A generator is considered separately derived when transfer equipment switches the neutral conductor, breaking the direct connection to the utility-supplied neutral. If the generator’s neutral stays connected to the utility neutral through the transfer switch, it is not a separately derived system and doesn’t need its own grounding electrode connection.
When a system qualifies as separately derived, the NEC requires a system bonding jumper, an unspliced conductor connecting the neutral to the equipment grounding path and the metal enclosure. This jumper must be installed at only one location, either at the transformer or generator itself, or at the first disconnecting means. Installing it at both locations creates a parallel path for neutral current through metal enclosures, raceways, and even building steel, which is both a code violation and a genuine shock and fire hazard.
Portable and Vehicle-Mounted Generators
Portable generators follow a simplified set of rules. The generator’s metal frame can serve as the grounding point, eliminating the need for a separate grounding electrode like a ground rod, as long as specific conditions are met. The generator must only supply equipment that is either mounted directly on the generator or connected through cord-and-plug receptacles built into the unit. All receptacle grounding terminals, non-current-carrying metal parts of connected equipment, and the generator frame must be bonded together.

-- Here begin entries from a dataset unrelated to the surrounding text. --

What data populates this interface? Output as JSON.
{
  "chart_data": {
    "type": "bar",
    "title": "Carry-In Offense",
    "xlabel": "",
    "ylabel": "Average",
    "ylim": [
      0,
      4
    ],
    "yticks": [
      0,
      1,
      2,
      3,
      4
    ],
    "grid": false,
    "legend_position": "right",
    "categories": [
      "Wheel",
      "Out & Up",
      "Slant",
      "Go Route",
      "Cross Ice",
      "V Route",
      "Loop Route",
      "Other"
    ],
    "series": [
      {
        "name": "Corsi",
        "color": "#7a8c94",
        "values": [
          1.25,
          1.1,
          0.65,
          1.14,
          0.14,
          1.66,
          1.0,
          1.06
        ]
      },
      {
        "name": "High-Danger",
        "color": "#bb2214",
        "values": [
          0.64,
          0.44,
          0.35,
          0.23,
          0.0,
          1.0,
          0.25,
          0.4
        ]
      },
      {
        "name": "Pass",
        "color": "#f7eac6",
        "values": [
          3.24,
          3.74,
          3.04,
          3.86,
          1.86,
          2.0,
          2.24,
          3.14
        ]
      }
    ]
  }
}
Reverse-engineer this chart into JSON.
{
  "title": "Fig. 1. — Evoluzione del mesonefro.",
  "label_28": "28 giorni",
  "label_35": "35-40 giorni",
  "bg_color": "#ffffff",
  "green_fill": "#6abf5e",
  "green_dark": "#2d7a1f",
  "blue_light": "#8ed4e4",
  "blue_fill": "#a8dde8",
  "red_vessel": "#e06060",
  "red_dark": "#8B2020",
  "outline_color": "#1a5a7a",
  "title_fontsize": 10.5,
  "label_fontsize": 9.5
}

This is why portable generators used on job sites or during power outages don’t typically need a ground rod driven into the earth. The frame itself acts as the ground reference for everything plugged into it. If the generator feeds a building’s wiring through a transfer switch, however, the standard grounding rules for the building’s electrical system apply.
Solar Photovoltaic Systems
Solar PV arrays operate on DC power and have their own grounding provisions under the NEC. PV systems can use various configurations, including two-wire circuits and solidly grounded circuits. The critical safety requirement is ground-fault protection: any PV DC circuit exceeding 30 volts or 8 amperes must have a Ground-Fault Detector-Interrupter (GFDI) to reduce fire risk. This device detects current leaking to ground and disconnects the faulted circuit.

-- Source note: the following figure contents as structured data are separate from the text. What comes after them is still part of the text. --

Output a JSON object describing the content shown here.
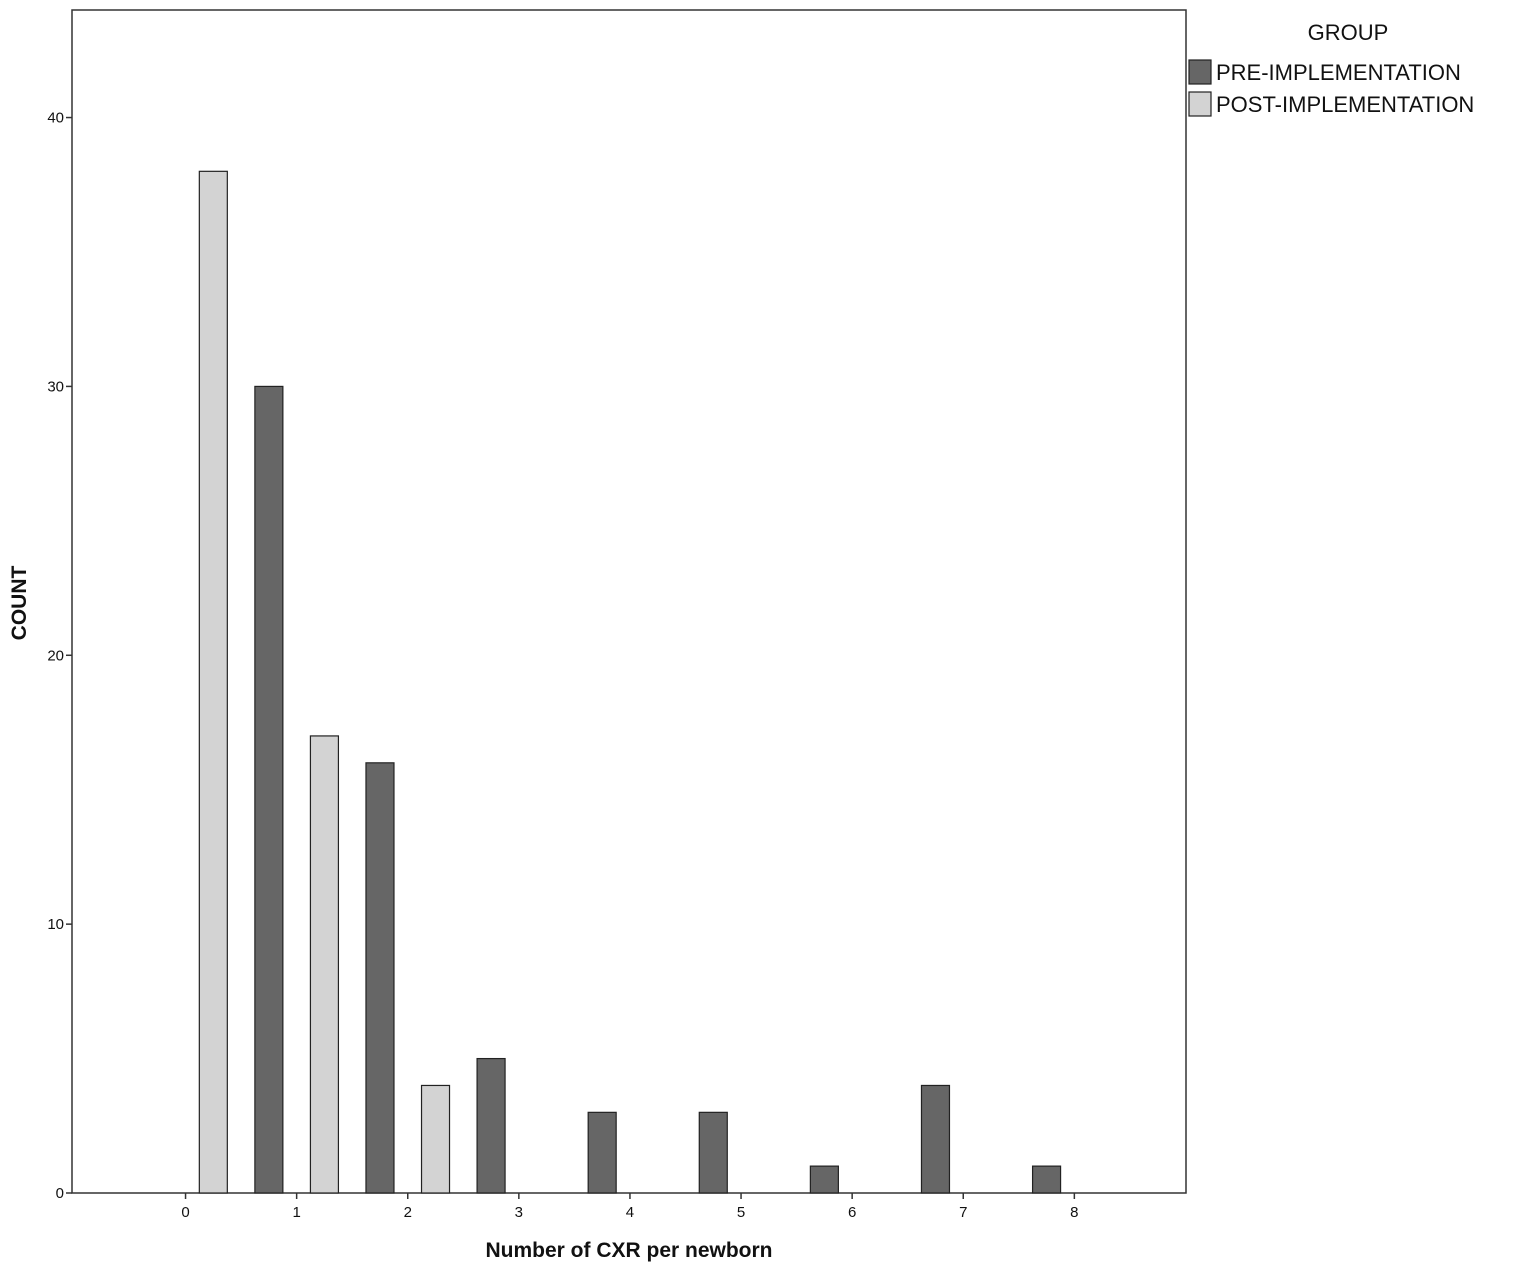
{
  "chart_data": {
    "type": "bar",
    "categories": [
      "0",
      "1",
      "2",
      "3",
      "4",
      "5",
      "6",
      "7",
      "8"
    ],
    "series": [
      {
        "name": "PRE-IMPLEMENTATION",
        "color": "#666666",
        "values": [
          0,
          30,
          16,
          5,
          3,
          3,
          1,
          4,
          1
        ]
      },
      {
        "name": "POST-IMPLEMENTATION",
        "color": "#d3d3d3",
        "values": [
          38,
          17,
          4,
          0,
          0,
          0,
          0,
          0,
          0
        ]
      }
    ],
    "xlabel": "Number of CXR per newborn",
    "ylabel": "COUNT",
    "ylim": [
      0,
      44
    ],
    "yticks": [
      0,
      10,
      20,
      30,
      40
    ],
    "legend": {
      "title": "GROUP",
      "placement": "right"
    },
    "grid": false
  }
}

GFDI equipment must provide a visible fault indication at an accessible location so system owners or maintenance personnel can identify problems. Some solidly grounded PV circuits are exempt from the GFDI requirement, but the vast majority of residential and commercial solar installations exceed the 30-volt and 8-ampere thresholds and need this protection.

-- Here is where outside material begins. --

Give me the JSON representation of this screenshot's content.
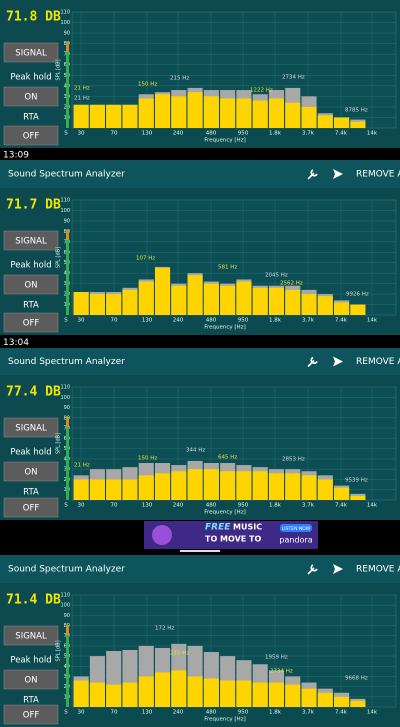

Grounding Electrode Requirements
Once you’ve established that a system must be grounded, the NEC specifies what it connects to. There are eight recognized types of grounding electrodes:
- Metal underground water pipe, at least 10 feet in contact with earth
- Concrete-encased electrode, sometimes called a “Ufer ground,” using rebar or bare copper encased in a building’s foundation
- Metal in-ground support structure, such as steel building columns with direct earth contact
- Ground ring, a bare copper conductor encircling the building underground
- Rod and pipe electrodes, the classic 8-foot ground rod driven into the earth
- Plate electrodes, flat metal plates buried at a minimum depth
- Other listed electrodes, commercially manufactured products tested and approved for grounding
- Other local underground metal systems, such as well casings or underground tanks
A key rule that often catches people off guard: any of these electrodes that already exist at a building must be bonded together into a single grounding electrode system. You can’t pick one and ignore the others. If your building has a metal water pipe entering the foundation and rebar in the concrete slab, both must be connected. This creates multiple paths to earth and lowers the overall resistance of the grounding system, which helps fault current flow efficiently and trip protective devices quickly.